Gleichwohl übte Mrozek deutliche Kritik an den Haltungsbedingungen auf dem Gestüt des Unternehmers, sprach von einer „Massentierhaltung“ mit „starkem, wirtschaftlichen Hintergrund“. Seine Hoffnung sei es, dass das Ergebnis des Prozesses dem Angeklagten eine Warnung ist und sich die Bedingungen für die Pferde in der Zukunft verbesserten.
Von Allwörden reagiert nicht auf eine Anfrage unserer Redaktion
Bei der Höhe der Geldstrafe orientierte sich Mrozek an den geschätzten monatlichen Einkünften des Unternehmers in Höhe von rund 22.500 Euro. Die Geldauflage kann der 63-Jährige in monatlichen Raten zu je 2000 Euro an die Organisationen zahlen. Von Allwörden hat nun 14 Tage Zeit, gegen den Strafbefehl Widerspruch einzulegen. In diesem Fall käme es zu einer neuen Verhandlung. Tut er das nicht, wird die Entscheidung rechtskräftig.

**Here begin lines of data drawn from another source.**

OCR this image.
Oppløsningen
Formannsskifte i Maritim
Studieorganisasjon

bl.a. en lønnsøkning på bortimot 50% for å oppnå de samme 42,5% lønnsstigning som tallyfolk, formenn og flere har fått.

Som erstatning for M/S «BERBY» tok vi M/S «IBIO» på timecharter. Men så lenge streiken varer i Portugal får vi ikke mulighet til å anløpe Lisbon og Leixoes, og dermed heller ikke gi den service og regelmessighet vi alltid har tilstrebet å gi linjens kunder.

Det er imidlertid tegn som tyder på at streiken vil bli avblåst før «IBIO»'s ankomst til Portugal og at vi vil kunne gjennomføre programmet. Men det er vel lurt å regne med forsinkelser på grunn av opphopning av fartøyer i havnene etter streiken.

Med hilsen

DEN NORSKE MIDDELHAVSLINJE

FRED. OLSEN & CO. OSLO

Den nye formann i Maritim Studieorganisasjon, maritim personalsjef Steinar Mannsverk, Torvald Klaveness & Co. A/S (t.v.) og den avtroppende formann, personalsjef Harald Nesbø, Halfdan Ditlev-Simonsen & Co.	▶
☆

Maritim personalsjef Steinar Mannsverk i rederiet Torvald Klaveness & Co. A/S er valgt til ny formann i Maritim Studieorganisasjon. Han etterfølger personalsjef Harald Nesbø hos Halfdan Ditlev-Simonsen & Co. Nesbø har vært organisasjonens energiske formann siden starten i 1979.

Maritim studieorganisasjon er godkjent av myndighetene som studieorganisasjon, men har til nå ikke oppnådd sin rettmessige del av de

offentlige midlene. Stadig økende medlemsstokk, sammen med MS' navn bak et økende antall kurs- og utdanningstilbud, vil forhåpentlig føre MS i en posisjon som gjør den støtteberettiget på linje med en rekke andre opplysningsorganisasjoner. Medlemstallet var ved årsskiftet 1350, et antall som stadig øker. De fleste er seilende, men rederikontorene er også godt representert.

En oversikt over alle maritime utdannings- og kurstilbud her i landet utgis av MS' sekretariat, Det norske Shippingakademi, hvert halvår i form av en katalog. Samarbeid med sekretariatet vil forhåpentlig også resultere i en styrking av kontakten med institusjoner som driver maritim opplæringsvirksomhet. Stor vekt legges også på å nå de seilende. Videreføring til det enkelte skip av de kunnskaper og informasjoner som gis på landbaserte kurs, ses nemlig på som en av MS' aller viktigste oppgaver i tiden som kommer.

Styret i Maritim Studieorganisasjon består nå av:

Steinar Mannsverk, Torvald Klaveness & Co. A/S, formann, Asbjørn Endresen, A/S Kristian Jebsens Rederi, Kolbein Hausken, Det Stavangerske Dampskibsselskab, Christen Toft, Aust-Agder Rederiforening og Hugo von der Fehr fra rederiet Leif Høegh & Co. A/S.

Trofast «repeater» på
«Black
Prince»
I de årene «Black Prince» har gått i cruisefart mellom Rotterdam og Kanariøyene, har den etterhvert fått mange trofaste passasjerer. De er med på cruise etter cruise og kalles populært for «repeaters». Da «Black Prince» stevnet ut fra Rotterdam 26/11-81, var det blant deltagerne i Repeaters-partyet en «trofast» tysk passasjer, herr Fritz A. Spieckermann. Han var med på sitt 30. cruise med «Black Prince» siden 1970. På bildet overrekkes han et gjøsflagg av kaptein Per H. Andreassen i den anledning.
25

Ursprünglich waren für das Verfahren drei Verhandlungstage bis Ende April angesetzt.
Der 63-Jährige reagierte am Freitag nicht auf eine Anfrage unserer Redaktion. In der Vergangenheit hatte er die Verantwortung für den Tod der Pferde eingeräumt und Verbesserungen der Haltungsbedingungen angekündigt. Von Allwörden bestritt aber, die Tiere vernachlässigt zu haben. Die Wurmkur habe in den Fällen nicht angeschlagen, das habe er zu spät bemerkt. Welche Verbesserungen der Unternehmer umgesetzt hat, lässt sich nicht überprüfen. Seit November 2022 äußerte er sich nicht mehr zu den Vorwürfen.